6. Remainder: The remainder is 12, and the quotient is 2x^2 + 5x + 5.

Thus, we have 2x^3 + x^2 - 5x + 2 = (x - 2)(2x^2 + 5x + 5) + 12.

Implications and Applications

The division algorithm for polynomials has several important implications and applications in mathematics:

• Factor Theorem: The factor theorem is a direct consequence of the division algorithm. It states that a polynomial f(x) has a factor (x - a) if and only if f(a) = 0. This is because if (x - a) is a factor of f(x), then the remainder when f(x) is divided by (x - a) is zero.
• Remainder Theorem: The remainder theorem states that if a polynomial f(x) is divided by (x - a), then the remainder is f(a). This is another direct result of the division algorithm, where f(x) = (x - a)q(x) + r, and r is the remainder. Evaluating at x = a gives f(a) = r.
• Euclidean Algorithm for Polynomials: The division algorithm is used as the basis for the Euclidean algorithm to find the greatest common divisor (GCD) of two polynomials.
• Partial Fraction Decomposition: In calculus and engineering, the division algorithm is used to simplify rational functions by performing partial fraction decomposition. This involves dividing polynomials to express a rational function as a sum of simpler fractions.
• Root Finding: The division algorithm helps in finding roots of polynomials. If a root r of a polynomial p(x) is known, dividing p(x) by (x - r) yields a quotient of lower degree, which can then be used to find other roots.
• Coding Theory: Polynomials and their division play a crucial role in error-correcting codes, such as Reed-Solomon codes, used in digital communication and storage.

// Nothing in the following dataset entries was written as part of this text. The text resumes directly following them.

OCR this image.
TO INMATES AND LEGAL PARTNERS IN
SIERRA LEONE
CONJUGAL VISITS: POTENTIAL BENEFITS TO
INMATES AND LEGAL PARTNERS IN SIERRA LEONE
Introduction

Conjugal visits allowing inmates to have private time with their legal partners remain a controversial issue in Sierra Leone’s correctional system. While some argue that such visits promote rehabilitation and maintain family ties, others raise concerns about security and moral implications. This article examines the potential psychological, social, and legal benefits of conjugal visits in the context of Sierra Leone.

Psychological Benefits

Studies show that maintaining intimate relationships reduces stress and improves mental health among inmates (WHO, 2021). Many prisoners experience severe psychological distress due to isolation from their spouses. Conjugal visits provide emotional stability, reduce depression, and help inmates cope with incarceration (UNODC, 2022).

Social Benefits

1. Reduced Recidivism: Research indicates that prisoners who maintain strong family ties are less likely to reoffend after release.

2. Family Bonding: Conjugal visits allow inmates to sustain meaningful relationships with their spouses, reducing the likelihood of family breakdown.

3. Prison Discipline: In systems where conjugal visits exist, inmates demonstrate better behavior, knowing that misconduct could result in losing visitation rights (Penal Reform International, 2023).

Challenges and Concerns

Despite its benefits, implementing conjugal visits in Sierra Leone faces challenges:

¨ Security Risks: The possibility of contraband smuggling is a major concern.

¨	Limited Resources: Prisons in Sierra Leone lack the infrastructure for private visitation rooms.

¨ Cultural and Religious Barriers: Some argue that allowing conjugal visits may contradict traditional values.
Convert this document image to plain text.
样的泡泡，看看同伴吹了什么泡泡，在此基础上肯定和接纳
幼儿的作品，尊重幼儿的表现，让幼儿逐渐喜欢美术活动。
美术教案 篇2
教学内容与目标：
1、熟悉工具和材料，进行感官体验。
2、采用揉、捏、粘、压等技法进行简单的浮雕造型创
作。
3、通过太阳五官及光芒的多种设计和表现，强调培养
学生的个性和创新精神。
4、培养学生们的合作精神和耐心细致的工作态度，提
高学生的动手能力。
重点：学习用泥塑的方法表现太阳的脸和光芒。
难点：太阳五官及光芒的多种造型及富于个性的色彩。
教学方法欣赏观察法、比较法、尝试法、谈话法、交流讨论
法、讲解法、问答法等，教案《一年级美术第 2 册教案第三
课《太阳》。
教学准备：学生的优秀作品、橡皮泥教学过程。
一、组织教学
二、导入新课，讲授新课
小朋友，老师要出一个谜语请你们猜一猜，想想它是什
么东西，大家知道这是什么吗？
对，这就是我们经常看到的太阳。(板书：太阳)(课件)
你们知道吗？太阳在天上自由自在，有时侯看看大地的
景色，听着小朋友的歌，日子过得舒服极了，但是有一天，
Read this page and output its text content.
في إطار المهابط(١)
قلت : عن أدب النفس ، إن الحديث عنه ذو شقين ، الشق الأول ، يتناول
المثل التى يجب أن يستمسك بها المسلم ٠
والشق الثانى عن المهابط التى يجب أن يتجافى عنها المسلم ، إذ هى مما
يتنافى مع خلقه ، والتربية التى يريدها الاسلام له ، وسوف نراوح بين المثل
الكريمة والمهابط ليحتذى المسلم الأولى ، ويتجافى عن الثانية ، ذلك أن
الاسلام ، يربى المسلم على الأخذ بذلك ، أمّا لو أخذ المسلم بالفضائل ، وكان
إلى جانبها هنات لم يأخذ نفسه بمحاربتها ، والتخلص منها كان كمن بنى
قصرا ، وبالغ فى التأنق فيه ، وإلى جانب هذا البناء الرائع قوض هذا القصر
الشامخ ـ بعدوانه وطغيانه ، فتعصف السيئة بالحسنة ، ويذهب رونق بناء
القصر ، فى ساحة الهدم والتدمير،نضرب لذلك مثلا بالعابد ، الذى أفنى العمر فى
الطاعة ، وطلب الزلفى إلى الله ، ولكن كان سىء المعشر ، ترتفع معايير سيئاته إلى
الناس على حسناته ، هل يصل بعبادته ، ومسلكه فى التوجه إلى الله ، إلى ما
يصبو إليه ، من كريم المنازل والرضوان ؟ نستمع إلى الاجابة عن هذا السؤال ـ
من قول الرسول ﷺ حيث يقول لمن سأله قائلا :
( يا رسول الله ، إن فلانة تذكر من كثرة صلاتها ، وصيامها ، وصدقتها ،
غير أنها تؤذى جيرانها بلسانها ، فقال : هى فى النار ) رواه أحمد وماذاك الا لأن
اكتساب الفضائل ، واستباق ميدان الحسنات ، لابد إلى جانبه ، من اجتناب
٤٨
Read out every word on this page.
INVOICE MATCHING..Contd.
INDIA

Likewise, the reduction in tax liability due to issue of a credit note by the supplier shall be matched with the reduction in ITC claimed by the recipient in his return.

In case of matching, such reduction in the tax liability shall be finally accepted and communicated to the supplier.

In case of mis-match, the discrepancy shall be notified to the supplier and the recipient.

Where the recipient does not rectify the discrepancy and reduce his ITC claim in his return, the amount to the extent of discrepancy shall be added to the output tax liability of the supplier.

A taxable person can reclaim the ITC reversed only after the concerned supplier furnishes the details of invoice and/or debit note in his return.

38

Common Mistakes and Pitfalls

When working with the division algorithm for polynomials, several common mistakes and pitfalls can occur:

• Incorrectly Arranging Polynomials: Failing to arrange the polynomials in descending order of powers of x.
• Arithmetic Errors: Making mistakes in the multiplication or subtraction steps.
• Incorrect Degree Calculation: Miscalculating the degree of the remainder, leading to an incorrect termination of the division process.
• Forgetting to Include Zero Coefficients: When a polynomial is missing terms (e.g., x^3 + 1), it is important to include zero coefficients for the missing terms (e.g., x^3 + 0x^2 + 0x + 1) to avoid errors in the division.
• Misunderstanding the Uniqueness Condition: Thinking that there can be multiple quotients and remainders, which contradicts the uniqueness part of the theorem.
• Applying the Algorithm to Non-Polynomial Expressions: Attempting to apply the division algorithm to expressions that are not polynomials, such as those involving fractional or negative exponents.

Conclusion

The division algorithm for polynomials is a fundamental result in algebra, providing a structured method for dividing one polynomial by another. The proof of its existence and uniqueness is crucial for understanding its validity and applicability. The inductive proof demonstrates that for any two polynomials a(x) and b(x), there exist unique polynomials q(x) and r(x) such that a(x) = b(x)q(x) + r(x), and the degree of r(x) is less than the degree of b(x). This algorithm has numerous applications in mathematics, engineering, and computer science, including factorization, simplification, root finding, and coding theory. A thorough understanding of the division algorithm and its proof enhances one's ability to work with polynomials and solve related problems effectively.